ABD üretimini günlük 1,6 milyon varil artırarak üç yıl ardı ardına en az 1 milyon varil artıran Suudi Arabistan'ı geçerek dünyanın en büyük petrol üreticisi oldu.
ABD üretimini günlük 1,6 milyon varil artırarak dünyadaki en büyük artışı kaydetti ve bugüne kadar üretimini üç yıl ardı ardına en az 1 milyon varil artıran ilk ülke olarak dünyanın en büyük petrol üreticisi unvanını Suudi Arabistan'dan devraldı. Rapora göre, temel enerji kaynaklarındaki tüketim, ciddi ölçüde yavaşlayarak 2014'te sadece yüzde 0,9'luk büyüme ile 1990'lı yılların sonundan bu yana, son on yıldaki finansal krizin hemen sonrasındaki dönem haricinde, en düşük oranı kaydetti. Çin ise tüketimde halen dünyanın en büyük büyüme pazarı olmayı sürdürmesine rağmen, ülke ekonomisinin enerji yoğun sektörlerden uzaklaşarak yeniden dengeye oturması ile birlikte, tüketimde görülen büyüme açısından 1998 yılından bu yana en düşük düzeyine indi.
BP Group CEO'su Bob Dudley, 2015 BP Dünya Enerji İstatistikleri Raporu'na ilişkin değerlendirmesinde şunları söyledi: "2014 öncesindeki birkaç yıl boyunca enerji pazarlarına damgasını vuran ürkütücü sessizlik geçen yılın sonunda hızlıca son buldu. 2014'te enerjinin hem arz hem de talebinde görülen ciddi gelişmeler, enerji manzarasını oluşturan tektonik tabakalardaki daha kapsamlı oynamaların belirtileri olarak görülebilir. Sektör olarak görevimiz, günümüzün zorluklarının üstesinden gelirken bir yandan da yarının talebini güvenli ve sürdürülebilir şekilde karşılamak üzere yatırım yapmaya devam etmek".

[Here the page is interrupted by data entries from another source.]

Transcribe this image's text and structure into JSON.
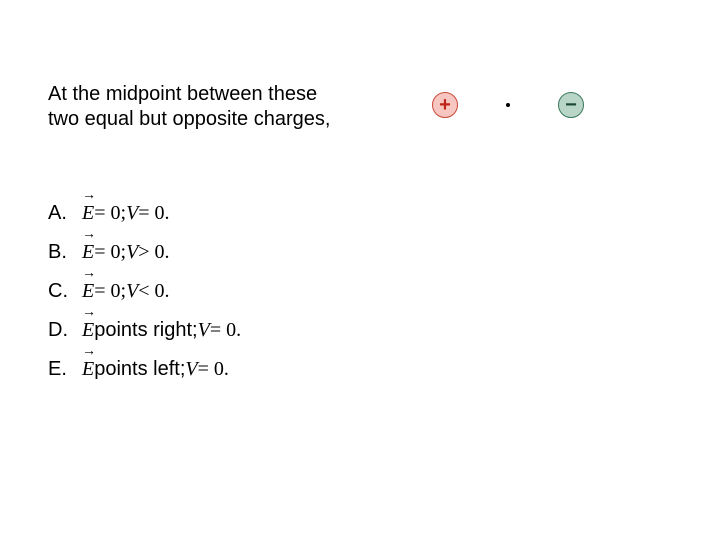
{
  "question": {
    "line1": "At the midpoint between these",
    "line2": "two equal but opposite charges,"
  },
  "diagram": {
    "plus_symbol": "+",
    "minus_symbol": "−",
    "plus_bg": "#f7c6c0",
    "plus_border": "#c94a3a",
    "plus_fg": "#c02418",
    "minus_bg": "#b9d5c8",
    "minus_border": "#3a7a5e",
    "minus_fg": "#1a4a34"
  },
  "options": {
    "A": {
      "letter": "A.",
      "E_sym": "E",
      "E_eq": " = 0; ",
      "V_sym": "V",
      "V_rel": " = 0."
    },
    "B": {
      "letter": "B.",
      "E_sym": "E",
      "E_eq": " = 0; ",
      "V_sym": "V",
      "V_rel": " > 0."
    },
    "C": {
      "letter": "C.",
      "E_sym": "E",
      "E_eq": " = 0; ",
      "V_sym": "V",
      "V_rel": " < 0."
    },
    "D": {
      "letter": "D.",
      "E_sym": "E",
      "dir": " points right; ",
      "V_sym": "V",
      "V_rel": " = 0."
    },
    "E": {
      "letter": "E.",
      "E_sym": "E",
      "dir": " points left; ",
      "V_sym": "V",
      "V_rel": " = 0."
    }
  },
  "style": {
    "body_font_size": 20,
    "text_color": "#000000",
    "background_color": "#ffffff"
  }
}
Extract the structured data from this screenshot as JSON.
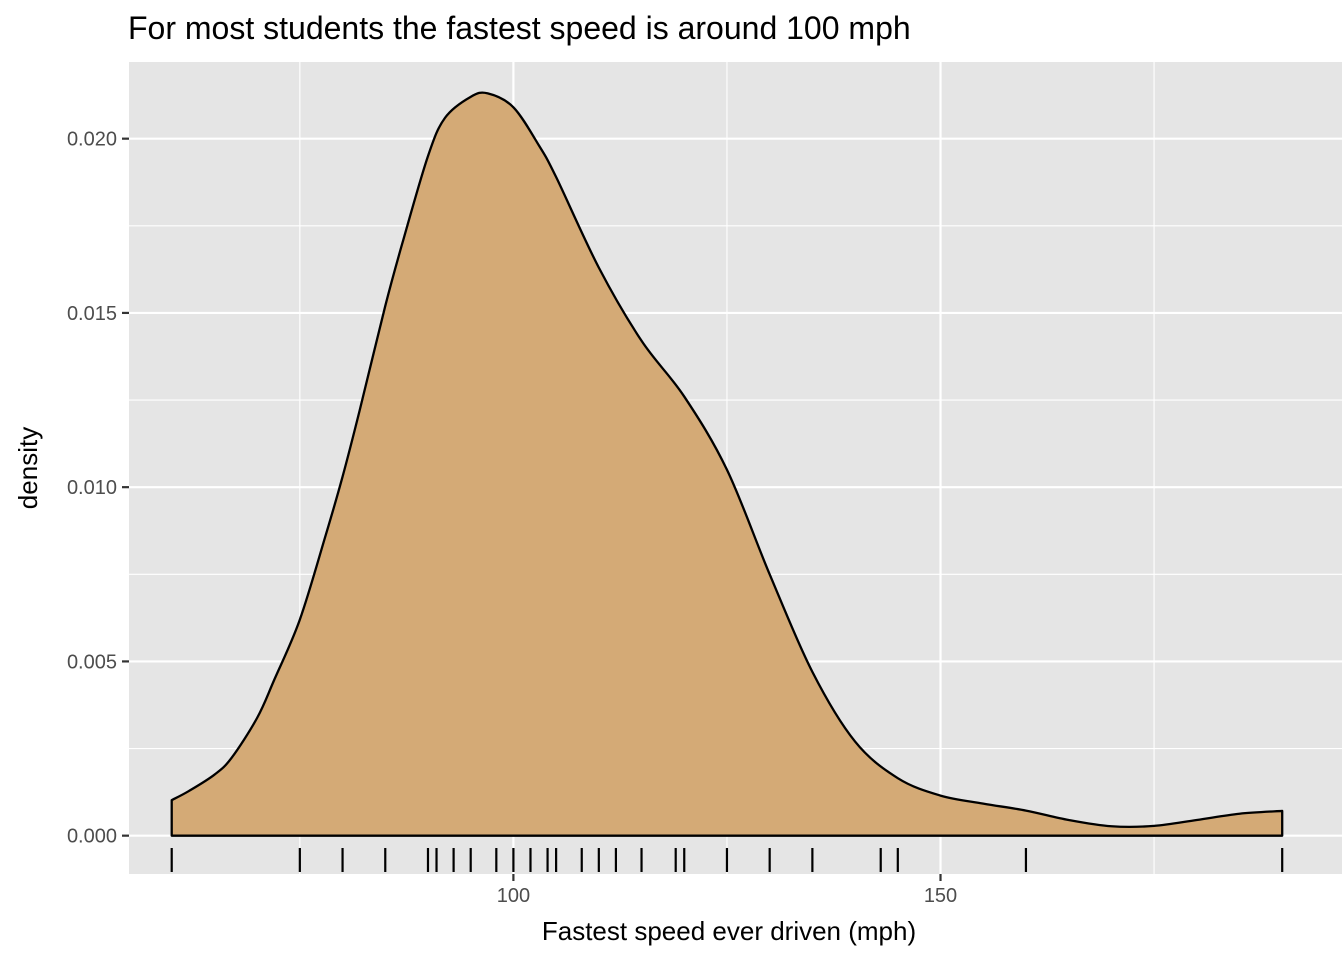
{
  "chart_data": {
    "type": "area",
    "title": "For most students the fastest speed is around 100 mph",
    "xlabel": "Fastest speed ever driven (mph)",
    "ylabel": "density",
    "xlim": [
      55,
      197
    ],
    "ylim": [
      -0.0011,
      0.0222
    ],
    "x_ticks": [
      100,
      150
    ],
    "x_tick_labels": [
      "100",
      "150"
    ],
    "y_ticks": [
      0,
      0.005,
      0.01,
      0.015,
      0.02
    ],
    "y_tick_labels": [
      "0.000",
      "0.005",
      "0.010",
      "0.015",
      "0.020"
    ],
    "grid": true,
    "density_curve": {
      "x": [
        60,
        62,
        65,
        67,
        70,
        72,
        75,
        78,
        80,
        82,
        85,
        87,
        90,
        92,
        95,
        97,
        100,
        103,
        105,
        110,
        115,
        120,
        125,
        130,
        135,
        140,
        145,
        150,
        155,
        160,
        165,
        170,
        175,
        180,
        185,
        190
      ],
      "y": [
        0.00102,
        0.00128,
        0.00175,
        0.00223,
        0.00338,
        0.00447,
        0.0062,
        0.0086,
        0.0103,
        0.0122,
        0.0152,
        0.017,
        0.0195,
        0.0206,
        0.0212,
        0.0213,
        0.0209,
        0.0198,
        0.0189,
        0.0163,
        0.0142,
        0.0126,
        0.0105,
        0.0075,
        0.0047,
        0.0027,
        0.00165,
        0.00115,
        0.00092,
        0.00072,
        0.00045,
        0.00027,
        0.00028,
        0.00045,
        0.00063,
        0.00071
      ]
    },
    "rug": [
      60,
      75,
      80,
      85,
      90,
      91,
      93,
      95,
      98,
      100,
      102,
      104,
      105,
      108,
      110,
      112,
      115,
      119,
      120,
      125,
      130,
      135,
      143,
      145,
      160,
      190
    ],
    "colors": {
      "fill": "#d4aa76",
      "line": "#000000",
      "panel": "#e5e5e5",
      "grid": "#ffffff"
    }
  }
}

Üretim ve tüketimdeki kaymaların gerek enerji fiyatları gerekse yakıt karışımı üzerinde ciddi etkileri oldu. Petrolde, OPEC dışı üretim rekor düzeyde artarken OPEC'in pazar payını korumak için üretim düzeylerini koruması ile büyük ölçüde güçlü arz yüzünden fiyatlar keskin şekilde düştü. Diğer yerlerde ise, Çin'in kömür tüketiminin hızı kesilirken global doğal gaz büyümesi de, Avrupa'da kışın ılık geçmesinin tüketimde keskin bir düşüşü tetiklemesi nedeniyle zayıf kaldı.
Yenilenebilir enerji en hızlı büyüyen enerji biçimi olurken, küresel primer enerji tüketimi büyümesinin yavaşladığı bir yılda, genel enerji kullanımındaki artışın üçte birini gerçekleştirdi. Buna rağmen, temel enerji kaynaklarının sadece yüzde 3'ünü oluşturdu.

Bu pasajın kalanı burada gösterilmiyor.